4.) The Reuters armoured van would only be armoured to threat level IV which would consist of 8mm of High Hard 4140 Steel armouring on the roof which you can see in the picture as peeled open somewhat. The damage to the roof looks to me very consistent with possible shrapnel penetration from an object other than a rocket or missile itself.

5.) Furthermore the armored glass would be 62mm for threat level IV protection against blasts and armour piercing rounds. The damage to the back window is certainly NOT consistent with any missile, bomb, rocket blast that would have occurred on impact if a rocket was fired around and directly at the vehicle.

Mr. Badsey went on to bring up a point that few of us seemed to have considered, and that is the primary blast effect involved in any explosive projectile used against an armored vehicle.

And so on—a primer on the subject. So was the van “strike” all a hoax or not.? The reader must decide, or investigate on your own as well! Perhaps there are other experts out there with a different tack. But what struck me was that Mr. Owens thought out the box (or in newsy terms, out of the upsidedown pyramid) and went to experts who could help us understand what we were seeing. As far as I know no industrial journalist did the same.

Bob, you earned an “A+” for investigative journalism.

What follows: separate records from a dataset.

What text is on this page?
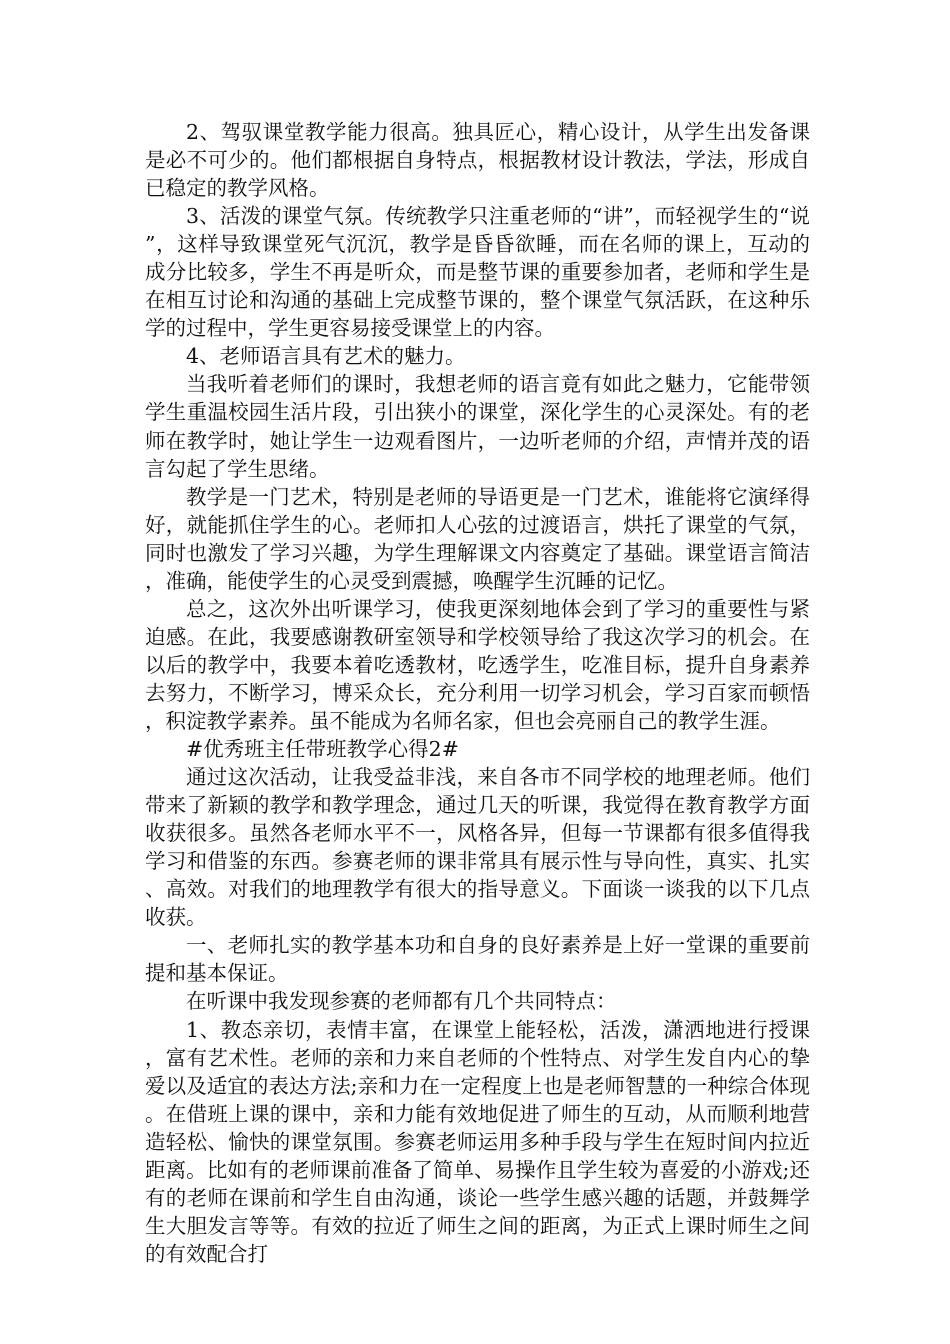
2、驾驭课堂教学能力很高。独具匠心，精心设计，从学生出发备课是必不可少的。他们都根据自身特点，根据教材设计教法，学法，形成自已稳定的教学风格。

3、活泼的课堂气氛。传统教学只注重老师的“讲”，而轻视学生的“说”，这样导致课堂死气沉沉，教学是昏昏欲睡，而在名师的课上，互动的成分比较多，学生不再是听众，而是整节课的重要参加者，老师和学生是在相互讨论和沟通的基础上完成整节课的，整个课堂气氛活跃，在这种乐学的过程中，学生更容易接受课堂上的内容。

4、老师语言具有艺术的魅力。

当我听着老师们的课时，我想老师的语言竟有如此之魅力，它能带领学生重温校园生活片段，引出狭小的课堂，深化学生的心灵深处。有的老师在教学时，她让学生一边观看图片，一边听老师的介绍，声情并茂的语言勾起了学生思绪。

教学是一门艺术，特别是老师的导语更是一门艺术，谁能将它演绎得好，就能抓住学生的心。老师扣人心弦的过渡语言，烘托了课堂的气氛，同时也激发了学习兴趣，为学生理解课文内容奠定了基础。课堂语言简洁，准确，能使学生的心灵受到震撼，唤醒学生沉睡的记忆。

总之，这次外出听课学习，使我更深刻地体会到了学习的重要性与紧迫感。在此，我要感谢教研室领导和学校领导给了我这次学习的机会。在以后的教学中，我要本着吃透教材，吃透学生，吃准目标，提升自身素养去努力，不断学习，博采众长，充分利用一切学习机会，学习百家而顿悟，积淀教学素养。虽不能成为名师名家，但也会亮丽自己的教学生涯。

#优秀班主任带班教学心得2#

通过这次活动，让我受益非浅，来自各市不同学校的地理老师。他们带来了新颖的教学和教学理念，通过几天的听课，我觉得在教育教学方面收获很多。虽然各老师水平不一，风格各异，但每一节课都有很多值得我学习和借鉴的东西。参赛老师的课非常具有展示性与导向性，真实、扎实、高效。对我们的地理教学有很大的指导意义。下面谈一谈我的以下几点收获。

一、老师扎实的教学基本功和自身的良好素养是上好一堂课的重要前提和基本保证。

在听课中我发现参赛的老师都有几个共同特点：

1、教态亲切，表情丰富，在课堂上能轻松，活泼，潇洒地进行授课，富有艺术性。老师的亲和力来自老师的个性特点、对学生发自内心的挚爱以及适宜的表达方法;亲和力在一定程度上也是老师智慧的一种综合体现。在借班上课的课中，亲和力能有效地促进了师生的互动，从而顺利地营造轻松、愉快的课堂氛围。参赛老师运用多种手段与学生在短时间内拉近距离。比如有的老师课前准备了简单、易操作且学生较为喜爱的小游戏;还有的老师在课前和学生自由沟通，谈论一些学生感兴趣的话题，并鼓舞学生大胆发言等等。有效的拉近了师生之间的距离，为正式上课时师生之间的有效配合打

The indy bloggers out there, left, right and center have the power to do the same, whatever the story, whatever their partisanship.


Reuters has filed updates of its original story. One shows a picture of the “wounded cameraman”–who certainly appears wounded. Interestingly, I could find no updates of the story on the Reuters site since August 27th and pictures of the vehicle do not reappear.

Note: This post has been updated with new information and ideas.